« À l’approche du Seigneur, il y eut un ouragan, si fort et si violent qu’il fendait les montagnes et brisait les rochers, mais le Seigneur n’était pas dans l’ouragan ; et après l’ouragan, il y eut un tremblement de terre, mais le Seigneur n’était pas dans le tremblement de terre ; et après ce tremblement de terre, un feu, mais le Seigneur n’était pas dans ce feu ; et après ce feu, le murmure d’une brise légère. » (1 Rois 19, 11-12)
Samedi 11 octobre 2025, veille de la fête de saint Denis dans notre diocèse, un temps spirituel s’est tenu à Notre-Dame de Paris, à l’intention des personnes victimes de violences sexuelles dans l’Église. Près de quatre cents personnes venues de toute la France, accompagnées par l’INIRR, les associations de victimes ou les cellules d’écoute, se sont retrouvées. Ce rendez-vous portait un titre sobre et fort : « Temps spirituel et fraternel sur le chemin de la reconstruction. »

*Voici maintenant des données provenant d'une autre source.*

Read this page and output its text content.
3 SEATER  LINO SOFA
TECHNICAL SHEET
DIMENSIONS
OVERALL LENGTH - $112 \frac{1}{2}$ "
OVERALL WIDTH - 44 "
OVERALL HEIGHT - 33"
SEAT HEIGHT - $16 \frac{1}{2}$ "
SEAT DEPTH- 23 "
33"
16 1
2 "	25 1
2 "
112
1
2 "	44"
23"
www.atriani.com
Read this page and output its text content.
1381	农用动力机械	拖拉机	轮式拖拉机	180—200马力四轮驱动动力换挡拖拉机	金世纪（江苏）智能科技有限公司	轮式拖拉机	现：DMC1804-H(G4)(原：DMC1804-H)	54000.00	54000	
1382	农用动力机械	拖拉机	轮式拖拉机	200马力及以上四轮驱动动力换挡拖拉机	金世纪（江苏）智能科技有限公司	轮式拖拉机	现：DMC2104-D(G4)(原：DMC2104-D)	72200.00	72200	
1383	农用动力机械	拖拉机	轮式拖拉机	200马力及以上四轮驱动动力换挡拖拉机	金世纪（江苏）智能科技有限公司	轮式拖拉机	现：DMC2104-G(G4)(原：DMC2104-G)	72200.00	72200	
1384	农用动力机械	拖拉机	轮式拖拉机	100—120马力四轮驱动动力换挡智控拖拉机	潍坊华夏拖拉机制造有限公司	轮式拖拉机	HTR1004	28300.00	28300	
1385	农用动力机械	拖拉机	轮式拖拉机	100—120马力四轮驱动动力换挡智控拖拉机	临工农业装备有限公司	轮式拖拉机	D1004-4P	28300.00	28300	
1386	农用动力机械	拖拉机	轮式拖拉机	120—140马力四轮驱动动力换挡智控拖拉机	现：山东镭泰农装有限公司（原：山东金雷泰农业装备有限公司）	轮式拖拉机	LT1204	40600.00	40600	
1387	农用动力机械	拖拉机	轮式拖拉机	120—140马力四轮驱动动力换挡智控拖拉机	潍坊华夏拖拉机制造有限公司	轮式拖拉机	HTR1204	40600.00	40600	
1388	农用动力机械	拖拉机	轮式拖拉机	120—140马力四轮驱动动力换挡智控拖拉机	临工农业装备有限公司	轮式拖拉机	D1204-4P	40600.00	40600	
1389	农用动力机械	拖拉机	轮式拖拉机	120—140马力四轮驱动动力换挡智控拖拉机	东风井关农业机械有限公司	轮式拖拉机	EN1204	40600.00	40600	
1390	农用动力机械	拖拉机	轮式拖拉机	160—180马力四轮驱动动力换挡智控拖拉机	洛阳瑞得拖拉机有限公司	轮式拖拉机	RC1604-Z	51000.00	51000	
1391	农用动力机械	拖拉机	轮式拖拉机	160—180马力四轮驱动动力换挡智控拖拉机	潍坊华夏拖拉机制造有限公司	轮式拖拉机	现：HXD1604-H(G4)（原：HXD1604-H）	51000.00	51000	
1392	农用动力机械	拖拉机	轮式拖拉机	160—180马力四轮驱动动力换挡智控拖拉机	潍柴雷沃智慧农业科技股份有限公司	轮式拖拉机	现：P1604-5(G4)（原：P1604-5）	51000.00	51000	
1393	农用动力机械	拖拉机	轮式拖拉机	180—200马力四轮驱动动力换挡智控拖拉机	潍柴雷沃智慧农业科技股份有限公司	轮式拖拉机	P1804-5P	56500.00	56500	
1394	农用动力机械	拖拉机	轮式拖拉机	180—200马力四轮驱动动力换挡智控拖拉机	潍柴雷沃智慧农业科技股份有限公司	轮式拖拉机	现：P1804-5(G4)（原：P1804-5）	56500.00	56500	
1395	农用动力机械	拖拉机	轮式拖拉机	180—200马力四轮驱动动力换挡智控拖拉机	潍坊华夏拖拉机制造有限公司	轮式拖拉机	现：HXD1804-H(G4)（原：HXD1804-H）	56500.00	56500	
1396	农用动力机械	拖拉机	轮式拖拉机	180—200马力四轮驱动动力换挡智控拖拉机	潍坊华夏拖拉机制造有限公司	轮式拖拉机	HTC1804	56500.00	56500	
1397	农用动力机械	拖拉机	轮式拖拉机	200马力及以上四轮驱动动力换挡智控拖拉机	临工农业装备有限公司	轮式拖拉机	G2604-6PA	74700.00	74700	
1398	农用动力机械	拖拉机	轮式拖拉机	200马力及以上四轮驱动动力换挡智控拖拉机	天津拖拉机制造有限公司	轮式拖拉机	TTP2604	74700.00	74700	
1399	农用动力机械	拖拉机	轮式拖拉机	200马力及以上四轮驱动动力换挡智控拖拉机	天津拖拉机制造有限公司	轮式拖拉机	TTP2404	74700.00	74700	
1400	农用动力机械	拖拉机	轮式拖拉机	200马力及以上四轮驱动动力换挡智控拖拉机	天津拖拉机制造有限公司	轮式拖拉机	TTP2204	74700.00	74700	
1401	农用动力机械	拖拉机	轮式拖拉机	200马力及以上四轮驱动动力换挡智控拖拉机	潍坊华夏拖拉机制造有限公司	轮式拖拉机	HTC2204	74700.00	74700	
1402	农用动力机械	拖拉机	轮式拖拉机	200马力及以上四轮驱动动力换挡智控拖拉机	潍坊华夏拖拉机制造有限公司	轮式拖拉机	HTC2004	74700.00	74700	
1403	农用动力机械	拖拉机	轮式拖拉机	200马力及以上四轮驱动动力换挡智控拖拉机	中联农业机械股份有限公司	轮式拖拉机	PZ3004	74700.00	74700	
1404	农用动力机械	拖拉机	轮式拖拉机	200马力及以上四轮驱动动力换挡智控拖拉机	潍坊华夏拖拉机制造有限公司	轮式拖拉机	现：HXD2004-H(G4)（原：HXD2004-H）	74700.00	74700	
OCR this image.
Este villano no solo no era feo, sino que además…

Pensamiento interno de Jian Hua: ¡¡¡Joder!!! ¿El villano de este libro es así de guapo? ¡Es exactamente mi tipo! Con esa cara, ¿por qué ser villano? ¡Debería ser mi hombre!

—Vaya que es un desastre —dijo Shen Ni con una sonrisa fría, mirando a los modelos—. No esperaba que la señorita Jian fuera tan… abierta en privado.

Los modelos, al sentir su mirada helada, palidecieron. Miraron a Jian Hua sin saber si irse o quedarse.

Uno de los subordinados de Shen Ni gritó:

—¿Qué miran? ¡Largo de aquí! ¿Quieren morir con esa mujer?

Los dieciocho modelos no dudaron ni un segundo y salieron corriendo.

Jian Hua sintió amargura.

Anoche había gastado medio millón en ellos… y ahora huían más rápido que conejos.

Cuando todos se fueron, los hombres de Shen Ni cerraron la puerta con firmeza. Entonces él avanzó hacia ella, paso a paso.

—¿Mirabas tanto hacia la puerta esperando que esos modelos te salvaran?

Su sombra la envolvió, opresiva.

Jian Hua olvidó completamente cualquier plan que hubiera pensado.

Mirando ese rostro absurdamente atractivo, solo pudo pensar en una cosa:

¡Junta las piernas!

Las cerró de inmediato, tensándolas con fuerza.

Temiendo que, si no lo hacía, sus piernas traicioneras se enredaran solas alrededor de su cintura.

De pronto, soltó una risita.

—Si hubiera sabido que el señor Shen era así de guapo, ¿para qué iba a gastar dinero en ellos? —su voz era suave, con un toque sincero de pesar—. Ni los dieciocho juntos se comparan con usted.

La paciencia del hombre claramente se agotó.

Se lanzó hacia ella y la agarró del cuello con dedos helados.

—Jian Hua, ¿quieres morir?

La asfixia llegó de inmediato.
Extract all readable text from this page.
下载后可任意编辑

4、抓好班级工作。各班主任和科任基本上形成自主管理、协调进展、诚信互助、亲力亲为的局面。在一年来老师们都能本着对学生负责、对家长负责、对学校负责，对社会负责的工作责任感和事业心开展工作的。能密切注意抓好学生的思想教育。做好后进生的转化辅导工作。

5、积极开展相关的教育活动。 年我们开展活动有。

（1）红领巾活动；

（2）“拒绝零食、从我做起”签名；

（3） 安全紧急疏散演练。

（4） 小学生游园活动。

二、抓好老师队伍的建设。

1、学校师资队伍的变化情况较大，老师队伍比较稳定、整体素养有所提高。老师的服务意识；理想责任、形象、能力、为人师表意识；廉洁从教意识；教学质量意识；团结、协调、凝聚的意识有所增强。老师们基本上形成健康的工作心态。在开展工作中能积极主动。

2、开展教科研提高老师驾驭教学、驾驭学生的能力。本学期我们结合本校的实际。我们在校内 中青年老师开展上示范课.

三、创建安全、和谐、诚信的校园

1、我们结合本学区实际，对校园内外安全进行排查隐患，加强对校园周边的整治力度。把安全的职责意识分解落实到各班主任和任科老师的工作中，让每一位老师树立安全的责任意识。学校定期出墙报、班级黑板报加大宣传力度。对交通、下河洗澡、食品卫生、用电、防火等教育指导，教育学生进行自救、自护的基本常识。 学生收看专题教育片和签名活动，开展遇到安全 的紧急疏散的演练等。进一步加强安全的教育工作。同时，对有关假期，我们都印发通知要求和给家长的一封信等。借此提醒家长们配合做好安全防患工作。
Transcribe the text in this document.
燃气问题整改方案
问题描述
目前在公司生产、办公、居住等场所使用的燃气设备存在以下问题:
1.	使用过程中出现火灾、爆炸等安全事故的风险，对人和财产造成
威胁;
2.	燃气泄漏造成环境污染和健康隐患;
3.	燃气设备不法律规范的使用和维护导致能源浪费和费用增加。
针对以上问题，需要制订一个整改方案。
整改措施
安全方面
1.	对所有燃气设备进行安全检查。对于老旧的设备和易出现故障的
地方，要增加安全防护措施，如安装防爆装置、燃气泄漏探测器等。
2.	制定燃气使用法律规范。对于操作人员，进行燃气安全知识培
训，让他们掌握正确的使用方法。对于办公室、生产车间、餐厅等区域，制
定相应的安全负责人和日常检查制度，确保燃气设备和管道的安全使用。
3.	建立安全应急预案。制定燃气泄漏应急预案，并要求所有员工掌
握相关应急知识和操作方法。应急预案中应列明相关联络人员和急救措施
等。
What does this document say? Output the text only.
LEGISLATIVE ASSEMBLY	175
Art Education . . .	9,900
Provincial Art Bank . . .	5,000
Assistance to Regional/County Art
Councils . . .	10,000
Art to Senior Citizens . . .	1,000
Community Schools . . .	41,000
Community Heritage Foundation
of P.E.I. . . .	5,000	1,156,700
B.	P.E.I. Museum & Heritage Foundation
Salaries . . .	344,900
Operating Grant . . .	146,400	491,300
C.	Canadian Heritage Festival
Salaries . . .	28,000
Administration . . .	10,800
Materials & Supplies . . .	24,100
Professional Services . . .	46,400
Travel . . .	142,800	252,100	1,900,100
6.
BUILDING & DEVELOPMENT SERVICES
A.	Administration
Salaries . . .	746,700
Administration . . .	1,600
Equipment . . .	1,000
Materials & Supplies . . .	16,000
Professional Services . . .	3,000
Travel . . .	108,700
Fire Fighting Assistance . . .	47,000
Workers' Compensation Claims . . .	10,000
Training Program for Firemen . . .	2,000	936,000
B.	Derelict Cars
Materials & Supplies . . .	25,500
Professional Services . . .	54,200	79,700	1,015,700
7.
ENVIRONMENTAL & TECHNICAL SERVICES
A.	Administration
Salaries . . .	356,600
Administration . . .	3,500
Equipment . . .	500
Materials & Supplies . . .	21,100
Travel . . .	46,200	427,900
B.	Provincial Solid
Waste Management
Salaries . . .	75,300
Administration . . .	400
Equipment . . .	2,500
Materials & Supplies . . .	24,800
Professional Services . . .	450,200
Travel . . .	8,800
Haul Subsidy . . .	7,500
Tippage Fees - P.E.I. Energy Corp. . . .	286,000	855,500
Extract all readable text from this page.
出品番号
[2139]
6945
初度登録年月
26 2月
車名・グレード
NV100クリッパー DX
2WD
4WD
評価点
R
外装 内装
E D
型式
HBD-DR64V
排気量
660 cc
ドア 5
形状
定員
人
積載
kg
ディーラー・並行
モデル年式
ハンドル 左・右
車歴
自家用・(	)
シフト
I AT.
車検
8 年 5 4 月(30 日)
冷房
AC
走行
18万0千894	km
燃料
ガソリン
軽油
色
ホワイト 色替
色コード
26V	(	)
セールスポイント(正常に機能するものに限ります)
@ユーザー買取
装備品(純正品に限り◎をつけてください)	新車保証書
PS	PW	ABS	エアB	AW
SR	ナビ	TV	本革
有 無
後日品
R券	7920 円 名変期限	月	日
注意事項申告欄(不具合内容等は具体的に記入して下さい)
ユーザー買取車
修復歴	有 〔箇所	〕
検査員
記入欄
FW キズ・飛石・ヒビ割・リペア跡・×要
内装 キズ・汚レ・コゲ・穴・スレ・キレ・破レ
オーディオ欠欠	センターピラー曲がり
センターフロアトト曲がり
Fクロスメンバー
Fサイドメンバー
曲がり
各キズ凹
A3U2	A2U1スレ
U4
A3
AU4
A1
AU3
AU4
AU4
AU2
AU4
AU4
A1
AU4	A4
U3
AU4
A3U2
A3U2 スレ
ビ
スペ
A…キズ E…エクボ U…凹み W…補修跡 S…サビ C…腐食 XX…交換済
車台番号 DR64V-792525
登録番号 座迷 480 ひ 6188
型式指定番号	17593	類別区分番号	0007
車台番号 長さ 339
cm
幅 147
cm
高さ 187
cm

Ce fut un chemin, au sens propre : la courte marche entre Saint-Merry et Notre-Dame, vécue comme une procession discrète mais habitée. Sur la route, des échanges simples : « Vous venez d’où ? » « Quelle association ? » Ou encore la joie des retrouvailles : « Nous étions voisines de table à Lourdes, le premier jour ! » Ces petits riens étaient déjà des signes de vie, de foi et d’espérance.
Je trouvais essentiel d’y être. Non par curiosité, ni par obligation, ni même en représentation du diocèse, mais parce que je crois profondément que ces moments-là sont des lieux où l’Église apprend à se tenir debout autrement : à écouter, à se taire, à se convertir. Je n’y allais pas en courant, non plus. J’y allais avec gravité, appréhension, avec ce mélange d’émotion et de crainte que suscitent toujours les lieux où se rassemblent ceux et celles dont la blessure traverse encore le cœur de l’Église.
Les témoignages des personnes victimes, qui ont rythmé ce temps, étaient d’une profondeur, d’une gravité, d’une émotion extrême. Comment ne pas percevoir l’analogie entre l’incendie de Notre-Dame de Paris et la blessure des victimes ?
Une cathédrale majestueuse, pleine d’histoire, culturelle, spirituelle, profondément humaine, habitée par la présence de Dieu. Une cathédrale brûlée, ravagée, effondrée sous les yeux du monde entier. Et pourtant, patiemment, avec le travail minutieux des bâtisseurs, elle se relève. Ainsi en est-il, me semble-t-il, de la vie de ces personnes blessées : une reconstruction longue, délicate, mais vivante.
En écoutant ces voix à Notre-Dame, il était impossible de ne pas lever les yeux vers les voûtes, de ne pas contempler cette cathédrale blessée, symbole d’une Église qui cherche à se relever. Les récits de ces vies brisées, marquées par le combat, la recherche de vérité, mais aussi par un amour indéfectible de l’Église et du Christ, nous appelaient à la conversion intérieure.
Ce que je retiens de ce temps, c’est la beauté et la paix. Le verset du Livre des Rois me revient sans cesse depuis ce jour :
Le Seigneur n’était ni dans l’ouragan, ni dans le feu, ni dans le tremblement de terre, mais dans le murmure d’une brise légère. Plus précisément, la traduction littérale parle de « la voix du fin silence ». C’est dans ce silence-là, celui des témoignages, celui des interludes musicaux, que Dieu s’est manifesté avec puissance. Un silence partagé, communautaire, un silence habité par la compassion : dans un regard bienveillant, dans une larme discrète essuyée sans bruit.
Le Christ n’était pas venu en juge, mais comme un frère, marchant au milieu de nous, dans la fragilité, la douleur et la lumière.
Ce « temps spirituel et fraternel » n’était pas une parenthèse. C’était un signe prophétique. Un signe que la reconstruction est possible, qu’elle ne se fera pas sans les victimes, mais à partir d’elles. Un signe aussi que cette reconstruction ne pourra se vivre sans la communauté tout entière de l’Église.
Oser en parler, c’est déjà oser la conversion. Il n’est pas nécessaire d’attendre un nouveau scandale pour se saisir du sujet. S’en préoccuper, c’est simplement prendre soin de la communauté tout entière, c’est éveiller l’écoute et l’attention à l’autre.
Je garde de cette journée la conviction que la conversion n’est pas un mot, mais un chemin. Un chemin parfois rude, mais éclairé par cette brise légère, celle de l’Esprit, qui nous apprend à écouter, à reconnaître, à réparer et à espérer.
C’est une Église qui se relève, qui purifie son cœur, et qui choisit la vérité.